La réforme de la formation des managers constitue la troisième priorité : intégrer systématiquement dans les maquettes pédagogiques une vision innovante du management et la maîtrise de l’ingénierie du dialogue social, en s’appuyant sur le développement de l’apprentissage. Quatrième levier : étendre les missions de l’APEC au-delà du conseil aux cadres, pour en faire un acteur central de l’accompagnement aux pratiques managériales, en lien avec les branches professionnelles
Les trois autres recommandations concernent l’inscription systématique des pratiques managériales dans les politiques du travail et les négociations de branche, l’amélioration du management dans le secteur public via la publication de politiques managériales par service, et surtout la rénovation du cadre juridique. Ce dernier point cristallise l’ambition de la mission : modifier, non ajouter, des dispositions existantes.

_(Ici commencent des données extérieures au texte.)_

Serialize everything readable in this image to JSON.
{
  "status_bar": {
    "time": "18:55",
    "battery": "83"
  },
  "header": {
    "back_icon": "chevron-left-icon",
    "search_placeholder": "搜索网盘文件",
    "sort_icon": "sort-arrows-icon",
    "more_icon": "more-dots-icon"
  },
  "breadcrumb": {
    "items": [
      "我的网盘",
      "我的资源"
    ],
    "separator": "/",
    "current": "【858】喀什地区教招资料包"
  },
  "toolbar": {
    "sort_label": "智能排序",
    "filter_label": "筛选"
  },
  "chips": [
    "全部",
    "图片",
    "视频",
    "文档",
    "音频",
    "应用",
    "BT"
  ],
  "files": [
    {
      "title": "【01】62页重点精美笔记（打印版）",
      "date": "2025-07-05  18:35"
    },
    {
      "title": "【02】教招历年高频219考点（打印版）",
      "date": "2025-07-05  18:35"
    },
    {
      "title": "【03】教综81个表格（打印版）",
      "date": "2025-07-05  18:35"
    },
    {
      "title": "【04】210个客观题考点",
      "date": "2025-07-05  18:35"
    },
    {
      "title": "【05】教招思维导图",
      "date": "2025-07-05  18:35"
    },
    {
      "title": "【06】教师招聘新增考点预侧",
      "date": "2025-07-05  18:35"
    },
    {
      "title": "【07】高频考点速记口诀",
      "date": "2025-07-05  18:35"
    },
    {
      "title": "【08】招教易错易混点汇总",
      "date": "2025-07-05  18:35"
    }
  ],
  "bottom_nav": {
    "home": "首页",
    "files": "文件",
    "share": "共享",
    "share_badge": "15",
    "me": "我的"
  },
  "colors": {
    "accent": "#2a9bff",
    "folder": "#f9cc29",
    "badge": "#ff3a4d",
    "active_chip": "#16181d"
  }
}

Six options juridiques sur la table
La septième recommandation décline six options juridiques non cumulatives. L’inscription des pratiques managériales dans le dialogue obligatoire sur la qualité de vie et conditions de travail ; leur intégration dans les orientations stratégiques consultées auprès du CSE ; la transformation du droit d’expression directe en véritable droit au dialogue professionnel, renvoyant les modalités à la négociation d’entreprise. Plus audacieux : l’extension des pouvoirs du CSE en matière d’organisation du travail, se rapprochant du modèle Betriebsrat allemand, ou la réévaluation de la représentation des salariés dans les conseils d’administration et de surveillance.
Cette dernière piste ravive le débat sur la codétermination, esquissé lors de la négociation avortée du « Pacte de la vie au travail » en avril 2024. Christian Thuderoz, sociologue spécialiste du sujet, plaide pour une véritable co-décision remplaçant l’avis conforme trop limité : « La codétermination est le mode institutionnalisé d’une procédure décisionnelle par voie de compromis, à partir d’intérêts différents et de positions divergentes, tous deux mis en compatibilité ».
La fenêtre se refermera
Le contexte est favorable, insiste le rapport. Consensus rare sur le diagnostic, exemples fonctionnels chez les voisins européens, demandes convergentes du secteur privé et public, normes européennes contraignantes comme la directive CSRD applicable depuis janvier 2024 qui impose un reporting non financier incluant les pratiques managériales.
Cette fenêtre de politique publique ne restera pas ouverte indéfiniment. Les transformations culturelles exigent du temps — trois à cinq ans minimum — et une volonté politique continue, au-delà d’un cycle électoral.
Les écueils sont connus. Le lean management dévoyé, appliqué hors contexte dans le tertiaire, a déjà montré comment une approche théorique plaquée sans adaptation peut détruire le dialogue participatif et intensifier le travail. L’illusion réglementaire, qui consiste à ajouter des couches normatives sans efficacité, demeure une tentation permanente.
L’importation mécanique du modèle allemand de codétermination, sans prise en compte du contexte français, produirait probablement des résultats décevants.
Reste une question centrale : la France peut-elle sortir de son héritage culturel pour inventer un management participatif qui lui ressemble, sans renier ses spécificités ni ses acquis sociaux ? La réponse déterminera la capacité des entreprises hexagonales à affronter les transitions en cours et à attirer les talents dans un contexte de pénurie démographique. Le management n’est plus une affaire de DRH, c’est devenu un enjeu politique majeur dont dépendent la performance économique, la santé au travail et la cohésion sociale.